Essere chiamati a ricordarcelo è grazia anche per un ripensamento della nostra più abituale prassi pastorale. Tutto sembra concentrarsi sui sacramenti, per cui quando non possiamo celebrarli ci si sente nel vuoto. Troppo, in questi nostri paesi di antica tradizione cristiana, siamo abituati a considerare la fede un presupposto quasi ovvio e troppo poco ci si è dedicati a proporla agli atei, alle persone di altra religione, ai tanti battezzati che l’hanno abbandonata, ai molti, anche praticanti, dalla fede incerta e vacillante. Più che esortare: «Vieni a Messa!», a molti dovremmo chiedere: «Chi è Gesù per te? Tu credi?».

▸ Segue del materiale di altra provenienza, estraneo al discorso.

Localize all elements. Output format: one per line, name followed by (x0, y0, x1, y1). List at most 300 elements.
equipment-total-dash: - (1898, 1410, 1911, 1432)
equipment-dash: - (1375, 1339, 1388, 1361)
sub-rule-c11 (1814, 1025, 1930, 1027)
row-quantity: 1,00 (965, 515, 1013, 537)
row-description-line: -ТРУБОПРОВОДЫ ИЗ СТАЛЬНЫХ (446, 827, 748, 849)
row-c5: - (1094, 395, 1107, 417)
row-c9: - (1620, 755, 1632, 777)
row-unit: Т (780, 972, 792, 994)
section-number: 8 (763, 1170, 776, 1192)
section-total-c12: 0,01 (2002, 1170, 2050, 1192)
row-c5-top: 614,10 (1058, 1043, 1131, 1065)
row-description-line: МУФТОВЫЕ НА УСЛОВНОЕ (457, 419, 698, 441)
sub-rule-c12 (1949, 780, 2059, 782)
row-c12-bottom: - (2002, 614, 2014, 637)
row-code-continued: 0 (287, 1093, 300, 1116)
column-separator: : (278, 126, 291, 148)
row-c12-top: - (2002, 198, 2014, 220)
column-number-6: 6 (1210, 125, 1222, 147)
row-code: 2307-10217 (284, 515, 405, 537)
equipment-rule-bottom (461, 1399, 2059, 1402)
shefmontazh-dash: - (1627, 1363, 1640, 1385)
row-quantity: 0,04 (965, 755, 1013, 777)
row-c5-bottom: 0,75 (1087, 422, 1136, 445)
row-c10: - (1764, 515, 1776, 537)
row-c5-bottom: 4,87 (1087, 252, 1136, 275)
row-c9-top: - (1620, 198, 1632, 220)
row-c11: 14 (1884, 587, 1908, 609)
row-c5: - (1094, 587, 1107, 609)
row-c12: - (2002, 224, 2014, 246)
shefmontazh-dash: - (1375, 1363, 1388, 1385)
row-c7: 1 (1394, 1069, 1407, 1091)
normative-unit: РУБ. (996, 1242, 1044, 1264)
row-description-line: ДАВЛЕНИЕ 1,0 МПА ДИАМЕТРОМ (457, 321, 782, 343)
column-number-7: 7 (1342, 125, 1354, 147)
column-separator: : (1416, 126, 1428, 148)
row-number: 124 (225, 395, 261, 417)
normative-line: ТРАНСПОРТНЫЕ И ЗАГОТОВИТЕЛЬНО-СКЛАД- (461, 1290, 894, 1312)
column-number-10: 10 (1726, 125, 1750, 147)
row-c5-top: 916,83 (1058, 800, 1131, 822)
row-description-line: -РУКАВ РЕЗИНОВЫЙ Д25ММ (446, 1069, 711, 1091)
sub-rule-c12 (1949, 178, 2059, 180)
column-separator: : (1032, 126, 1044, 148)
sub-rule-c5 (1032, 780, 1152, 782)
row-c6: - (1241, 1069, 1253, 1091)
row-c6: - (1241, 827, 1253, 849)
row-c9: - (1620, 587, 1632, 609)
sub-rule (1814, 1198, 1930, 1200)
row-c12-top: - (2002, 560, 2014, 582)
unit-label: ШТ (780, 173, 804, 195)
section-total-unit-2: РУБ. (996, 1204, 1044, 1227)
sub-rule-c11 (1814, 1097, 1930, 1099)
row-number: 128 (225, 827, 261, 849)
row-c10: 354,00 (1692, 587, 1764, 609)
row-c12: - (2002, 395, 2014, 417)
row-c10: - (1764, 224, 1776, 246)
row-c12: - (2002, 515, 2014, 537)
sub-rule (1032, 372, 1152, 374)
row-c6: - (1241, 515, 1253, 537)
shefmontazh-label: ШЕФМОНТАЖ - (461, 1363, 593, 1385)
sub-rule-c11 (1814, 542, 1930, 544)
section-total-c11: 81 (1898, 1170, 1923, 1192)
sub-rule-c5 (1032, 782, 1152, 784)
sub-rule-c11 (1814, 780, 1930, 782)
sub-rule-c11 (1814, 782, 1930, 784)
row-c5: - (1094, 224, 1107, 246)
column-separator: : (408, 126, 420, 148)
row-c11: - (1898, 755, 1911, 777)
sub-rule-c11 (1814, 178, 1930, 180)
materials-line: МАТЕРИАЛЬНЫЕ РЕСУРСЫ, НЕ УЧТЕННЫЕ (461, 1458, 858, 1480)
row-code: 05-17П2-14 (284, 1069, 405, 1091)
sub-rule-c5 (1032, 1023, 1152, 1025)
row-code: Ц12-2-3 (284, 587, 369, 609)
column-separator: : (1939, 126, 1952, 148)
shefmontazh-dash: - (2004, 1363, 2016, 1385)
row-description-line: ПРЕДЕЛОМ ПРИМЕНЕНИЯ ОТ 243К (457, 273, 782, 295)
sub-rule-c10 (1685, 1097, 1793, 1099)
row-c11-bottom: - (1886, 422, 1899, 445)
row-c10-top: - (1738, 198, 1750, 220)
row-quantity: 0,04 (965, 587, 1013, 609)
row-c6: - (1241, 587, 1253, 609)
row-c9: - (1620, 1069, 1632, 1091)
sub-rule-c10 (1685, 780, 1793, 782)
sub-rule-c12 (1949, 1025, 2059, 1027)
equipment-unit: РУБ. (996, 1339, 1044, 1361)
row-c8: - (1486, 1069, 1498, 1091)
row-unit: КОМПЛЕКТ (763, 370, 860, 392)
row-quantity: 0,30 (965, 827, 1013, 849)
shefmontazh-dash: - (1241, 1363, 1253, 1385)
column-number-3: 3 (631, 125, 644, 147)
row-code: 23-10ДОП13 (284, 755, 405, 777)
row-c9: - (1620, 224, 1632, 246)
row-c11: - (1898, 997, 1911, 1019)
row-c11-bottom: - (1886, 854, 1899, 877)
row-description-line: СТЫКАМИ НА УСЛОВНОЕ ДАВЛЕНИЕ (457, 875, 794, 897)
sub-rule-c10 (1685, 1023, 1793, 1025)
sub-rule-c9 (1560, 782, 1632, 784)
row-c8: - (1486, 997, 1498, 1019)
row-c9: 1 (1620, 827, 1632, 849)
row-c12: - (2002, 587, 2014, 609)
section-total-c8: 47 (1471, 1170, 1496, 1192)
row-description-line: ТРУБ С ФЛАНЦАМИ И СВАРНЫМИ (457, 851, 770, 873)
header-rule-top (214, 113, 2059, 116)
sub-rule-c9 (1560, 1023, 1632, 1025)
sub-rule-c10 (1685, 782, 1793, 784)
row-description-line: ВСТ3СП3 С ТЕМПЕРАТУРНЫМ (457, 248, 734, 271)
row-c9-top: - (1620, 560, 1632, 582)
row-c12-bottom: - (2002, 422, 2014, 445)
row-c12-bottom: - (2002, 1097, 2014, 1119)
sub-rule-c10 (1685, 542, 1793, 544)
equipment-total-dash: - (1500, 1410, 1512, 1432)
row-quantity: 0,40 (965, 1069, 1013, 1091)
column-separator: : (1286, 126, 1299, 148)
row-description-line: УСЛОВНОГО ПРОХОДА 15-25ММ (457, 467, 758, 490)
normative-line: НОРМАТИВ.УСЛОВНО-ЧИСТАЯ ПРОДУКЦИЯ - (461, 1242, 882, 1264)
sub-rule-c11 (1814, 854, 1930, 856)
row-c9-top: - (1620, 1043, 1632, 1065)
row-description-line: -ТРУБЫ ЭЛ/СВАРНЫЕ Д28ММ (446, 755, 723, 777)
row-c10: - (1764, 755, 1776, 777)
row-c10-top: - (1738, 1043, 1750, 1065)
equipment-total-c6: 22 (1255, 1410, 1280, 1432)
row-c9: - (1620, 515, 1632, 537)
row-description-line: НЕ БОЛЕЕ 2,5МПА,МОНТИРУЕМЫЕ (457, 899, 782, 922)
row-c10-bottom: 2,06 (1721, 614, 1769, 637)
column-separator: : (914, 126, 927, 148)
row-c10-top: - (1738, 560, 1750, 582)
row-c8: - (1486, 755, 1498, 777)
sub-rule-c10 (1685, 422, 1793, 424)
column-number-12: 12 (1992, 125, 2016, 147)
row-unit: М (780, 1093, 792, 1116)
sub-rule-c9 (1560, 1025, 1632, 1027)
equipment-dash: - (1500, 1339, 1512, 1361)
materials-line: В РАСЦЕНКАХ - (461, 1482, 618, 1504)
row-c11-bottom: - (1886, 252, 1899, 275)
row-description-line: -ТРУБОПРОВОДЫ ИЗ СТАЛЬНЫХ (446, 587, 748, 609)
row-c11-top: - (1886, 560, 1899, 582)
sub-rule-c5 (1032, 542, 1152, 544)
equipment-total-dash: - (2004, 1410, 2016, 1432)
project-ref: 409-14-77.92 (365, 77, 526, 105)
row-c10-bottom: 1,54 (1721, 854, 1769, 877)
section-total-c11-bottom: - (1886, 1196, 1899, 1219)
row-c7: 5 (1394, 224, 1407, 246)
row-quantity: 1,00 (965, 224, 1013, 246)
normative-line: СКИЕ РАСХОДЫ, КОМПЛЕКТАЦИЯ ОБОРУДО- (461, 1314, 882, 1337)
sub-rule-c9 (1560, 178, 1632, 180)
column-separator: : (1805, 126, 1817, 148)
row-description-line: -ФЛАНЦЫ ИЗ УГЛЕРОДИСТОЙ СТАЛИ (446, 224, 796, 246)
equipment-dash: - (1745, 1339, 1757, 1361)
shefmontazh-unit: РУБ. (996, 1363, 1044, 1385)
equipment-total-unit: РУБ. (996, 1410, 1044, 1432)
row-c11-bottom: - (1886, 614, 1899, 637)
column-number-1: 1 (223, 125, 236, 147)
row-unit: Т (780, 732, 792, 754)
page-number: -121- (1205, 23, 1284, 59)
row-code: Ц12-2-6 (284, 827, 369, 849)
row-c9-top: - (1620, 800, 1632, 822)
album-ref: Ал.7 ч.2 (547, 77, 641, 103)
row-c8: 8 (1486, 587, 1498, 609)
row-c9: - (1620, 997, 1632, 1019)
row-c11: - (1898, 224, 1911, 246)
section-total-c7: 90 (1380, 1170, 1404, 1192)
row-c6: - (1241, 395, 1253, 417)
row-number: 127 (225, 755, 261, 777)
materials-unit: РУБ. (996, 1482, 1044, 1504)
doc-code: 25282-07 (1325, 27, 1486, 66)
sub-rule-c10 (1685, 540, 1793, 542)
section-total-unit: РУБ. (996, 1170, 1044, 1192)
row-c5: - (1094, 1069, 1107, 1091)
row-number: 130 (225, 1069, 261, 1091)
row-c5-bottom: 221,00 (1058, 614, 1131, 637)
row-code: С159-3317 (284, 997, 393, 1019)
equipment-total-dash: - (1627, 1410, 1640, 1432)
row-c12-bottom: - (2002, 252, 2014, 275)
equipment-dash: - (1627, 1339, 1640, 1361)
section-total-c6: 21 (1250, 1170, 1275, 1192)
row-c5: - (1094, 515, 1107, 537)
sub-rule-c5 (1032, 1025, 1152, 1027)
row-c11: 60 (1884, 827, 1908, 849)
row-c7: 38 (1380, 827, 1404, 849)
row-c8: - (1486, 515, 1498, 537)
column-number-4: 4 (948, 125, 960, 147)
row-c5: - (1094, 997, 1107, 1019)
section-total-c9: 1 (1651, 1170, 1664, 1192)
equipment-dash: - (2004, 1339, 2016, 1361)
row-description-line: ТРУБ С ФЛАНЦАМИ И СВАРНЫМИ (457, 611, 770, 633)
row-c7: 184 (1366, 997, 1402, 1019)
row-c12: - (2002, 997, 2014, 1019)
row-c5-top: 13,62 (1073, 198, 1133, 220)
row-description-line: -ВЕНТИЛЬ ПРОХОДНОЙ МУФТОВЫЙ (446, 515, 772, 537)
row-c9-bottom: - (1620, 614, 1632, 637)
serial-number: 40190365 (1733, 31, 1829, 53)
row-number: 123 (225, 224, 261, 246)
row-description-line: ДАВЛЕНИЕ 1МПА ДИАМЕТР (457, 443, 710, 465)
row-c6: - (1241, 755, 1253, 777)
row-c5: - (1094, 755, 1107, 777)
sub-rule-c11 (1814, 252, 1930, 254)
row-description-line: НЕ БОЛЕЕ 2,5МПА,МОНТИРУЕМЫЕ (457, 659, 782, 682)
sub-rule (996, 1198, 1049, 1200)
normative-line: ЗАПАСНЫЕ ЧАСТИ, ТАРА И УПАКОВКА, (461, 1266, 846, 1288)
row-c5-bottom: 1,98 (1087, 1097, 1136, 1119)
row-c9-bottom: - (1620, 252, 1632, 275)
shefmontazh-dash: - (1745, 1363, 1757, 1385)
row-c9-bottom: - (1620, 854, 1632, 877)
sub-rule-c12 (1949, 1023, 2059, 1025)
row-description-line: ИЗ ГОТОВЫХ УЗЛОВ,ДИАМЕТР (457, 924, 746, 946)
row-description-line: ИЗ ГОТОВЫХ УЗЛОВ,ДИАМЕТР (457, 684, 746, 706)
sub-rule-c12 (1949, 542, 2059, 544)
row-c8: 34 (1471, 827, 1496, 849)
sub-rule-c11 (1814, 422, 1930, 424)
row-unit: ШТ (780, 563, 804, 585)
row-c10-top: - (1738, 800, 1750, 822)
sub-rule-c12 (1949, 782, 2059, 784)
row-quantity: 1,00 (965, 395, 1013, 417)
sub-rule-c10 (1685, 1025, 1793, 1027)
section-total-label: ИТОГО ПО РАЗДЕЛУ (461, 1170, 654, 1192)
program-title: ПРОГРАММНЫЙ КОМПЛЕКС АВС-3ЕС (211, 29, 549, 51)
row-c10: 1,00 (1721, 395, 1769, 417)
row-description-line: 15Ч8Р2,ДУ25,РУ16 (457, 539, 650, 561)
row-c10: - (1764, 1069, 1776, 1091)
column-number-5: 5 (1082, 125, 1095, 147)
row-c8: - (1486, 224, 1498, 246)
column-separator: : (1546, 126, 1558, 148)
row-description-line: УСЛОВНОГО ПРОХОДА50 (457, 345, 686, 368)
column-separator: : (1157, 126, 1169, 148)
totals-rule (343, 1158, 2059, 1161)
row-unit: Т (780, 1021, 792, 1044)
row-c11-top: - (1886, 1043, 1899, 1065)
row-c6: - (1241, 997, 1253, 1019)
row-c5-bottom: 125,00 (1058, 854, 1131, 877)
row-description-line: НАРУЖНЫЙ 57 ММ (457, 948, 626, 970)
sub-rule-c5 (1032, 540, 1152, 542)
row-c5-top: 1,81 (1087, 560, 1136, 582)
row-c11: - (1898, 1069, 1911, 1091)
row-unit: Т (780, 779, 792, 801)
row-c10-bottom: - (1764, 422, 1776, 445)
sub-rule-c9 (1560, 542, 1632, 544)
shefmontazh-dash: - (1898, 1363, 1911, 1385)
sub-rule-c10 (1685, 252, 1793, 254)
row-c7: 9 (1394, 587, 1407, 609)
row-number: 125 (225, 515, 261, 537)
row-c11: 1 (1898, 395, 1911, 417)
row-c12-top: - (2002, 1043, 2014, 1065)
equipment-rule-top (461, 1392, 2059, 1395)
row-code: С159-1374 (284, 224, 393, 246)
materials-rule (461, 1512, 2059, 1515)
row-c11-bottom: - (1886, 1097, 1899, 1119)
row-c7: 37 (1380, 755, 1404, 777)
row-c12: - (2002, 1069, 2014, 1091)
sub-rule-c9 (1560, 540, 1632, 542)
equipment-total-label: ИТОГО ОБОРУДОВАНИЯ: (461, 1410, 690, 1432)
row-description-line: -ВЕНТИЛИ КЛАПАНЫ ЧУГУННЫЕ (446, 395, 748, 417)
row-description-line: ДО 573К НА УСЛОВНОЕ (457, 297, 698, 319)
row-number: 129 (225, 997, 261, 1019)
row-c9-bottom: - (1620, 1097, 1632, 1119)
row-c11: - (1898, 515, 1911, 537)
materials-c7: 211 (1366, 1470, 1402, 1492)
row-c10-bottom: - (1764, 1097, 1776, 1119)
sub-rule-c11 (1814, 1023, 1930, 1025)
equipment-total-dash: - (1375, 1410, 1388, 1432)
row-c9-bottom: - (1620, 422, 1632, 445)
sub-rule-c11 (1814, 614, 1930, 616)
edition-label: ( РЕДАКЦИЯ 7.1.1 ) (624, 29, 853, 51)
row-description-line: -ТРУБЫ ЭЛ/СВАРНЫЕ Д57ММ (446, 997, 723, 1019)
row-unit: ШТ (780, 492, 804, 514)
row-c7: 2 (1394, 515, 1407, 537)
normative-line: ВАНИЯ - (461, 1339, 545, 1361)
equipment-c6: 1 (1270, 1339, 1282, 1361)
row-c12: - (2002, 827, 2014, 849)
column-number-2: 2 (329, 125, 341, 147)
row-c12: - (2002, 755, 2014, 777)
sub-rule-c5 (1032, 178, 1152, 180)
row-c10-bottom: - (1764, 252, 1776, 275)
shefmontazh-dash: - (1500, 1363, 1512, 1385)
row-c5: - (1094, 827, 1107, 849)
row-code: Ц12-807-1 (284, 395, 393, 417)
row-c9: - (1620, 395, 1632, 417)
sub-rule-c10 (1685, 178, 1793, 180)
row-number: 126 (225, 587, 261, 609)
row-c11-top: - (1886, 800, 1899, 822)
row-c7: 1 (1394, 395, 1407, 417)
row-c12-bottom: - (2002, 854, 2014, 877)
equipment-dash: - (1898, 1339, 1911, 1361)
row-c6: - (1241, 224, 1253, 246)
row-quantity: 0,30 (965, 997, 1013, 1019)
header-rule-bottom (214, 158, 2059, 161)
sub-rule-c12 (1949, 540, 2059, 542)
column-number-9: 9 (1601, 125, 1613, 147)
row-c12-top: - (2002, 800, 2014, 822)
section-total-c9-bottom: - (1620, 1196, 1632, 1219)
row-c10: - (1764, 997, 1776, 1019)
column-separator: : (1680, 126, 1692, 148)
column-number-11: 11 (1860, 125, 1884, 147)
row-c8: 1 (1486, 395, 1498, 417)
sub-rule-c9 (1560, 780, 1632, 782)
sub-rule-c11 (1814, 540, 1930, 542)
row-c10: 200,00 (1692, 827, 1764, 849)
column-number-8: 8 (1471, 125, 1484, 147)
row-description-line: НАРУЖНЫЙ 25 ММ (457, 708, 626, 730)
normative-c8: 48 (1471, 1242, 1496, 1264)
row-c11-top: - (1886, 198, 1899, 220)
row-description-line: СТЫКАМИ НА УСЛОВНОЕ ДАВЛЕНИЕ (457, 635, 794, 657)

Se ci sentiamo smarriti per il venir meno dell’incontro domenicale per la celebrazione eucaristica, su cui a volte capita di misurare, superficialmente, il successo o l’insuccesso della missione della Chiesa, dovremmo domandarci se, per caso, non abbiamo dimenticato che il primo e fondamentale dovere di ogni cristiano è comunicare “la gioia del Vangelo” a coloro che nulla sanno di Gesù come a coloro che sapevano, ma hanno dimenticato. Che la grazia del momento presente sia anche quella di prendere sul serio l’esortazione di papa Francesco alla Chiesa di attivarsi «per l’evangelizzazione del mondo attuale, più che per l’autopreservazione» (Eg 27)?